General Heleno, após chamar políticos do Centrão de ladrões: “Hoje, muitos são meus amigos”

Um episódio marcante da ofensiva bolsonarista ao Centrão na corrida presidencial de quatro anos atrás envolveu o general Augusto Heleno Ribeiro, um dos principais auxiliares de Jair Bolsonaro na campanha que, depois, se tornaria ministro-chefe do Gabinete de Segurança Institucional da Presidência da República.
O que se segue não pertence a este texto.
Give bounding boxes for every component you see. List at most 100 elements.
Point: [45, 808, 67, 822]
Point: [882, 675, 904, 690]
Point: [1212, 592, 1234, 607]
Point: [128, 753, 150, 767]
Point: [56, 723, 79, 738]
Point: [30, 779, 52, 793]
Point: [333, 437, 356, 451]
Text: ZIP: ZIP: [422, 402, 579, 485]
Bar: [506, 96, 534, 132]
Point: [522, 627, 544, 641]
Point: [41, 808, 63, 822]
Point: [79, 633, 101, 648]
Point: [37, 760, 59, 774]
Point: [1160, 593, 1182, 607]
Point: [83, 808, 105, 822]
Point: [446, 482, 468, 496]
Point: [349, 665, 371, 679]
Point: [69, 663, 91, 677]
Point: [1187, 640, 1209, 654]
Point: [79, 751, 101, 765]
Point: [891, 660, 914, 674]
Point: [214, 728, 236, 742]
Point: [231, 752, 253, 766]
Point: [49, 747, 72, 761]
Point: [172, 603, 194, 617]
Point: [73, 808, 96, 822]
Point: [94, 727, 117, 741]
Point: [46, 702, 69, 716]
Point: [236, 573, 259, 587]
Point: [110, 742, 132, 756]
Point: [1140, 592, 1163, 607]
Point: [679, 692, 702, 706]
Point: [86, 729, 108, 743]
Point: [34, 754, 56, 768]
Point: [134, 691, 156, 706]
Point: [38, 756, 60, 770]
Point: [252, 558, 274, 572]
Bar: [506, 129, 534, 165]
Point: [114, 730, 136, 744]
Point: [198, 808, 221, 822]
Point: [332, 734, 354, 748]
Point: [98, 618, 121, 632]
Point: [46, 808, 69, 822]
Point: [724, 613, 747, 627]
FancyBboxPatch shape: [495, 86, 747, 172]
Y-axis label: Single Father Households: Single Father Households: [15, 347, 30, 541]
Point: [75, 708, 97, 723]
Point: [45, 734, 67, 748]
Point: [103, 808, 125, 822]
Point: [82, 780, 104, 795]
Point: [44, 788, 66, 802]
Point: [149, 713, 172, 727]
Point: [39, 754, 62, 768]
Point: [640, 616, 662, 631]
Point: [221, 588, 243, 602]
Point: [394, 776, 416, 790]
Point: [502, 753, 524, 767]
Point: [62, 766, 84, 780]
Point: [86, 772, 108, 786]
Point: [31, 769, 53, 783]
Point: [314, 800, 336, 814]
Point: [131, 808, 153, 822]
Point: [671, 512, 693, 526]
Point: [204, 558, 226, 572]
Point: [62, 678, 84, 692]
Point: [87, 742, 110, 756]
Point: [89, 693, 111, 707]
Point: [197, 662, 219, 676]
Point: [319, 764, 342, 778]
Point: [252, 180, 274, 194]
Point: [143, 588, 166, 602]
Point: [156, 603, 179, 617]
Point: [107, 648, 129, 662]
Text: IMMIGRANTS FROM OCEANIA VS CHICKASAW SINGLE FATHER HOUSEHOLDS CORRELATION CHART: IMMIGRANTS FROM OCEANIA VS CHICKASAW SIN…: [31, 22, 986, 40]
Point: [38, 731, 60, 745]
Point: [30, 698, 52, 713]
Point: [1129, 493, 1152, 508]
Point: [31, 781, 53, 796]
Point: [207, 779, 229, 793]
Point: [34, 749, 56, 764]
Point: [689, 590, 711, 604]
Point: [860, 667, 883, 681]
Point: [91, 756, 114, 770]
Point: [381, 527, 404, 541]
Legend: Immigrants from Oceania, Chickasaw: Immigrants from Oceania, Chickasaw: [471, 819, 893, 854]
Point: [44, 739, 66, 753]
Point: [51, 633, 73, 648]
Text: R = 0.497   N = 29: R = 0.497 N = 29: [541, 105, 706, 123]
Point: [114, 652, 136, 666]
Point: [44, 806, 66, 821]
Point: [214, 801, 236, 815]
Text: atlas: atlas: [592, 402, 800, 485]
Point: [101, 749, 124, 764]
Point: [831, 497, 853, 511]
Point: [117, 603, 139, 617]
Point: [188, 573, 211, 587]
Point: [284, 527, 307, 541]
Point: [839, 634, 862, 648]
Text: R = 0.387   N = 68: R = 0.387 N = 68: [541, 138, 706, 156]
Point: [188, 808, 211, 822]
Em julho de 2018, durante uma convenção do PSL, partido ao qual Bolsonaro se filiou para disputar a eleição, Heleno parodiou um conhecido samba. “Se gritar pega Centrão, não fica um, meu irmão”, cantou o general, para risadas gerais do público. A gravação da cantoria viralizou na internet. De lá para cá, muita coisa mudou. Para garantir sustentação no Congresso, e evitar um processo de impeachment, Bolsonaro se rendeu novamente ao Centrão. Não apenas passou a integrar uma das principais legendas do grupo, o PL de Valdemar da Costa Neto, como distribuiu aos novos aliados do governo cargos importantes, com orçamentos polpudos e poder. Um dos próceres do Centrão, Ciro Nogueira, virou ministro da Casa Civil. Arthur Lira, presidente da Câmara, tornou-se um dos principais aliados do Planalto. Na mesma toada, o discurso de Heleno foi ajustado. Agora, o general tira por menos a paródia de 2018 e afirma que tudo não passou de uma “sensação” de momento e que, agora, muitos dos integrantes do Centrão são seus amigos.